During our stay, Chris was not able to have any water by mouth. He was allowed to dip small sponges attached to straws into water and place them in his mouth but he could not swallow the water. It was really torture to watch this go on for almost 4 days. He also was not able to sleep because of them constantly checking his vital signs as well as giving him antibiotics around the clock. I would stay with Chris through the day then go home at dinner time to put the kids to bed. Some nights, I would tell my mom I was going to take a thirty minute nap and I would lay in the floor of our bedroom. I knew better than to fall asleep on my bed because I would never wake up. God allowed me to have these little naps so I could think clearly to do payroll for our business one night and also to be able to drive back to hospital without falling asleep. One night before I left to go back to hospital, I read an email from a close friend that she felt like God had given her the verse, "The joy of the Lord is my strength", over and over again concerning us. My friend told me that she knew that I prayed it over Ian but she felt that the Lord had wanted her to pray this over us even before she knew we were in the hospital. Once she learned that Chris was in the hospital, she felt like the Lord wanted her to share the verse with me. She said she hesitated for several days because she felt that it would be insensitive to give me the verse, "The joy of the Lord is my strength" when we were in the hospital. Finally, God would not let up so she decided to send it to me. When I received her email, I knew that the joy of the Lord is my strength did not mean what I had always thought-to have the joy of the Lord on my face as I was going through this and, by doing so, this would give me strength. I told God that I wanted to "see" and "feel" what the "joy of the Lord is my strength" looks like.

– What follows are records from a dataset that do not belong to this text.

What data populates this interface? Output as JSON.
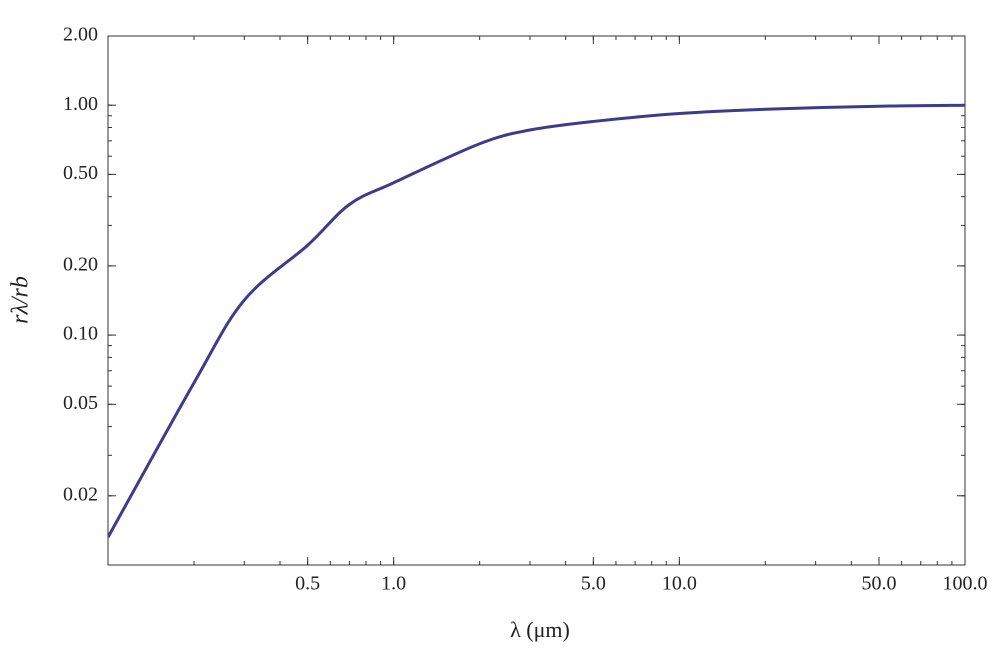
{
  "chart_data": {
    "type": "line",
    "x_label": "λ (μm)",
    "y_label": "rλ/rb",
    "x": [
      0.1,
      0.2,
      0.3,
      0.5,
      0.7,
      1,
      2,
      3,
      5,
      10,
      20,
      50,
      100
    ],
    "series": [
      {
        "color": "#3c3c8c",
        "values": [
          0.0132,
          0.062,
          0.142,
          0.246,
          0.37,
          0.46,
          0.68,
          0.78,
          0.85,
          0.92,
          0.96,
          0.99,
          1.0
        ]
      }
    ],
    "xlim": [
      0.1,
      100
    ],
    "ylim": [
      0.01,
      2
    ],
    "x_log": true,
    "y_log": true,
    "grid": false,
    "xticks": [
      0.5,
      {
        "value": 1,
        "label": "1.0"
      },
      {
        "value": 5,
        "label": "5.0"
      },
      {
        "value": 10,
        "label": "10.0"
      },
      {
        "value": 50,
        "label": "50.0"
      },
      {
        "value": 100,
        "label": "100.0"
      }
    ],
    "yticks": [
      0.02,
      0.05,
      {
        "value": 0.1,
        "label": "0.10"
      },
      {
        "value": 0.2,
        "label": "0.20"
      },
      {
        "value": 0.5,
        "label": "0.50"
      },
      {
        "value": 1,
        "label": "1.00"
      },
      {
        "value": 2,
        "label": "2.00"
      }
    ]
  }
}
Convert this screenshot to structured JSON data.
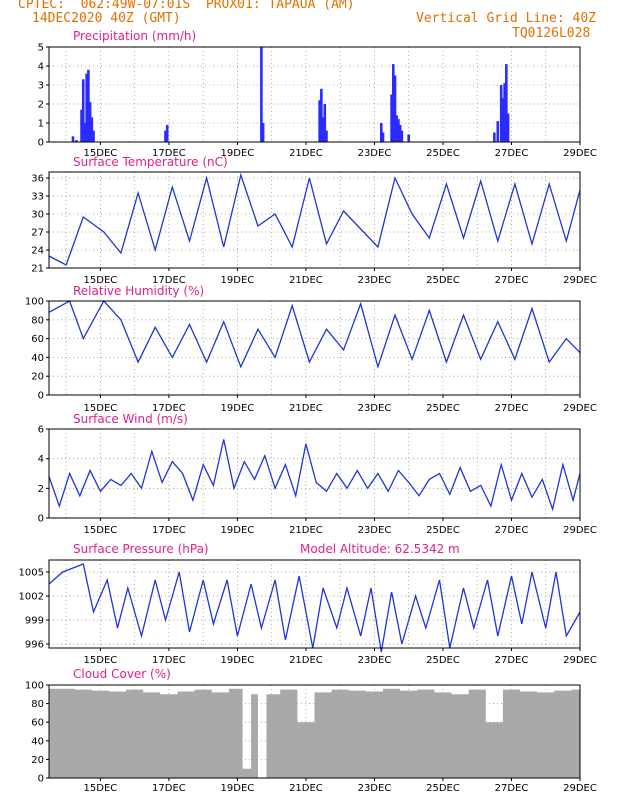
{
  "header": {
    "line1_left": "CPTEC:  062:49W-07:01S  PROX01: TAPAUA (AM)",
    "line2_left": "14DEC2020 40Z (GMT)",
    "line2_right": "Vertical Grid Line: 40Z",
    "line3_right": "TQ0126L028"
  },
  "x_tick_labels": [
    "15DEC",
    "17DEC",
    "19DEC",
    "21DEC",
    "23DEC",
    "25DEC",
    "27DEC",
    "29DEC"
  ],
  "colors": {
    "line": "#1f35d6",
    "bar": "#2b2bff",
    "cloud": "#a9a9a9",
    "title": "#e0208f",
    "header": "#e07000"
  },
  "chart_data": [
    {
      "type": "bar",
      "title": "Precipitation (mm/h)",
      "ylim": [
        0,
        5
      ],
      "yticks": [
        0,
        1,
        2,
        3,
        4,
        5
      ],
      "x": [
        14.2,
        14.3,
        14.45,
        14.5,
        14.55,
        14.6,
        14.65,
        14.7,
        14.75,
        14.8,
        16.9,
        16.95,
        19.7,
        19.75,
        21.4,
        21.45,
        21.5,
        21.55,
        21.6,
        23.2,
        23.25,
        23.5,
        23.55,
        23.6,
        23.65,
        23.7,
        23.75,
        23.8,
        24.0,
        26.5,
        26.6,
        26.7,
        26.75,
        26.8,
        26.85,
        26.9
      ],
      "values": [
        0.3,
        0.1,
        1.7,
        3.3,
        1.0,
        3.6,
        3.8,
        2.1,
        1.3,
        0.6,
        0.6,
        0.9,
        5.0,
        1.0,
        2.2,
        2.8,
        1.3,
        2.0,
        0.6,
        1.0,
        0.5,
        2.5,
        4.1,
        3.5,
        1.4,
        1.2,
        0.9,
        0.6,
        0.4,
        0.5,
        1.1,
        3.0,
        2.3,
        3.1,
        4.1,
        1.5
      ]
    },
    {
      "type": "line",
      "title": "Surface Temperature (nC)",
      "ylim": [
        21,
        37
      ],
      "yticks": [
        21,
        24,
        27,
        30,
        33,
        36
      ],
      "x": [
        13.5,
        14.0,
        14.5,
        15.1,
        15.6,
        16.1,
        16.6,
        17.1,
        17.6,
        18.1,
        18.6,
        19.1,
        19.6,
        20.1,
        20.6,
        21.1,
        21.6,
        22.1,
        22.6,
        23.1,
        23.6,
        24.1,
        24.6,
        25.1,
        25.6,
        26.1,
        26.6,
        27.1,
        27.6,
        28.1,
        28.6,
        29.0
      ],
      "values": [
        23,
        21.5,
        29.5,
        27,
        23.5,
        33.5,
        24,
        34.5,
        25.5,
        36,
        24.5,
        36.5,
        28,
        30,
        24.5,
        36,
        25,
        30.5,
        27.5,
        24.5,
        36,
        30,
        26,
        35,
        26,
        35.5,
        25.5,
        35,
        25,
        35,
        25.5,
        34
      ]
    },
    {
      "type": "line",
      "title": "Relative Humidity (%)",
      "ylim": [
        0,
        100
      ],
      "yticks": [
        0,
        20,
        40,
        60,
        80,
        100
      ],
      "x": [
        13.5,
        14.1,
        14.5,
        15.1,
        15.6,
        16.1,
        16.6,
        17.1,
        17.6,
        18.1,
        18.6,
        19.1,
        19.6,
        20.1,
        20.6,
        21.1,
        21.6,
        22.1,
        22.6,
        23.1,
        23.6,
        24.1,
        24.6,
        25.1,
        25.6,
        26.1,
        26.6,
        27.1,
        27.6,
        28.1,
        28.6,
        29.0
      ],
      "values": [
        88,
        100,
        60,
        100,
        80,
        35,
        72,
        40,
        75,
        35,
        78,
        30,
        70,
        40,
        95,
        35,
        70,
        48,
        97,
        30,
        85,
        38,
        90,
        35,
        85,
        38,
        78,
        38,
        92,
        35,
        60,
        45
      ]
    },
    {
      "type": "line",
      "title": "Surface Wind (m/s)",
      "ylim": [
        0,
        6
      ],
      "yticks": [
        0,
        2,
        4,
        6
      ],
      "x": [
        13.5,
        13.8,
        14.1,
        14.4,
        14.7,
        15.0,
        15.3,
        15.6,
        15.9,
        16.2,
        16.5,
        16.8,
        17.1,
        17.4,
        17.7,
        18.0,
        18.3,
        18.6,
        18.9,
        19.2,
        19.5,
        19.8,
        20.1,
        20.4,
        20.7,
        21.0,
        21.3,
        21.6,
        21.9,
        22.2,
        22.5,
        22.8,
        23.1,
        23.4,
        23.7,
        24.0,
        24.3,
        24.6,
        24.9,
        25.2,
        25.5,
        25.8,
        26.1,
        26.4,
        26.7,
        27.0,
        27.3,
        27.6,
        27.9,
        28.2,
        28.5,
        28.8,
        29.0
      ],
      "values": [
        2.8,
        0.8,
        3.0,
        1.5,
        3.2,
        1.8,
        2.6,
        2.2,
        3.0,
        2.0,
        4.5,
        2.4,
        3.8,
        3.0,
        1.2,
        3.6,
        2.2,
        5.3,
        2.0,
        3.8,
        2.6,
        4.2,
        2.0,
        3.6,
        1.5,
        5.0,
        2.4,
        1.8,
        3.0,
        2.0,
        3.2,
        2.0,
        3.0,
        1.8,
        3.2,
        2.4,
        1.5,
        2.6,
        3.0,
        1.6,
        3.4,
        1.8,
        2.2,
        0.8,
        3.6,
        1.2,
        3.0,
        1.4,
        2.6,
        0.6,
        3.6,
        1.2,
        3.0
      ]
    },
    {
      "type": "line",
      "title": "Surface Pressure (hPa)",
      "subtitle": "Model Altitude: 62.5342 m",
      "ylim": [
        995.5,
        1006.5
      ],
      "yticks": [
        996,
        999,
        1002,
        1005
      ],
      "x": [
        13.5,
        13.9,
        14.5,
        14.8,
        15.2,
        15.5,
        15.8,
        16.2,
        16.6,
        16.9,
        17.3,
        17.6,
        18.0,
        18.3,
        18.7,
        19.0,
        19.4,
        19.7,
        20.1,
        20.4,
        20.8,
        21.2,
        21.5,
        21.9,
        22.2,
        22.6,
        22.9,
        23.2,
        23.5,
        23.8,
        24.2,
        24.5,
        24.9,
        25.2,
        25.6,
        25.9,
        26.3,
        26.6,
        27.0,
        27.3,
        27.6,
        28.0,
        28.3,
        28.6,
        29.0
      ],
      "values": [
        1003.5,
        1005,
        1006,
        1000,
        1004,
        998,
        1003,
        997,
        1004,
        999,
        1005,
        997.5,
        1004,
        998.5,
        1004,
        997,
        1003.5,
        998,
        1004,
        996.5,
        1004.5,
        995.5,
        1003,
        998,
        1003,
        997,
        1003,
        995,
        1002.5,
        996,
        1002,
        998,
        1004,
        995.5,
        1003,
        998,
        1004,
        997,
        1004.5,
        998.5,
        1005,
        998,
        1005,
        997,
        1000
      ]
    },
    {
      "type": "bar",
      "title": "Cloud Cover (%)",
      "ylim": [
        0,
        100
      ],
      "yticks": [
        0,
        20,
        40,
        60,
        80,
        100
      ],
      "note_series": "near-continuous hourly cloud cover, mostly 85-100 with deep dips",
      "x": [
        14.0,
        14.5,
        15.0,
        15.5,
        16.0,
        16.5,
        17.0,
        17.5,
        18.0,
        18.5,
        19.0,
        19.3,
        19.5,
        19.7,
        20.0,
        20.5,
        21.0,
        21.5,
        22.0,
        22.5,
        23.0,
        23.5,
        24.0,
        24.5,
        25.0,
        25.5,
        26.0,
        26.5,
        27.0,
        27.5,
        28.0,
        28.5,
        29.0
      ],
      "values": [
        96,
        95,
        94,
        93,
        95,
        92,
        90,
        93,
        95,
        92,
        96,
        10,
        90,
        0,
        90,
        95,
        60,
        92,
        95,
        94,
        93,
        96,
        94,
        95,
        92,
        90,
        95,
        60,
        95,
        93,
        92,
        94,
        95
      ]
    }
  ]
}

That same night at the hospital, Chris woke up in pain, telling me that he felt like he was going insane from being in the room and was afraid we would never get out of there . The doctor had encouraged him earlier to walk the hospital because it can help the intestines to start to move but Chris was in so much pain from surgery that he could barely walk. I just sat there on my little sofa bed in hospital and didn't say a word. I was too exhausted physically, mentally and emotionally to even encourage him. All I could pray was, "God, please help us." Another close friend told me that God had woken her up to pray for us at that exact time. About thirty minutes later, we tried to go back to bed but Chris yells out that he thinks he has bowel sounds. I leaped from my bed and put my ear to his stomach. When I heard the noises in his stomach, I shouted, "THANK YOU, GOD!" Chris immediately wanted to get out of bed and walk the hospital so that things would continue to move. It was 4:00 a.m. but Chris was ready to roll. Earlier, I could not even get off the bed and now I was ready to do sprints around the hospital. At that moment, God said, "This is what the joy of the Lord looks like." I realized that our circumstances had not changed, that we were still in the hospital, Chris still had not passed anything through his intestines but he had given us joy at that moment so that we would have the strength, His strength, to move forward in the battle. He would show many more "the joy of the Lord is my strength" moments as you prayed and fasted for Chris' healing, emailed prayer teams, visited us in the hospital, prayed for us in the middle of the night, sent us words of encouragement, brought food to the hospital, bought me lunch at the hospital, prepared meals to feed our family, delivered payroll checks to our employees, brought little gifts to Chris to encourage him, took our trash to the curb, cleaned our pool, took care of our yard in the bitter cold which all helped my parents, who I am so thankful for, to be able to take care of my children. Thank you for allowing God to use your time, your words, your hands and feet to give us strength when we were so weak. "Your love has given me great joy and encouragement" (Philemon 1:7).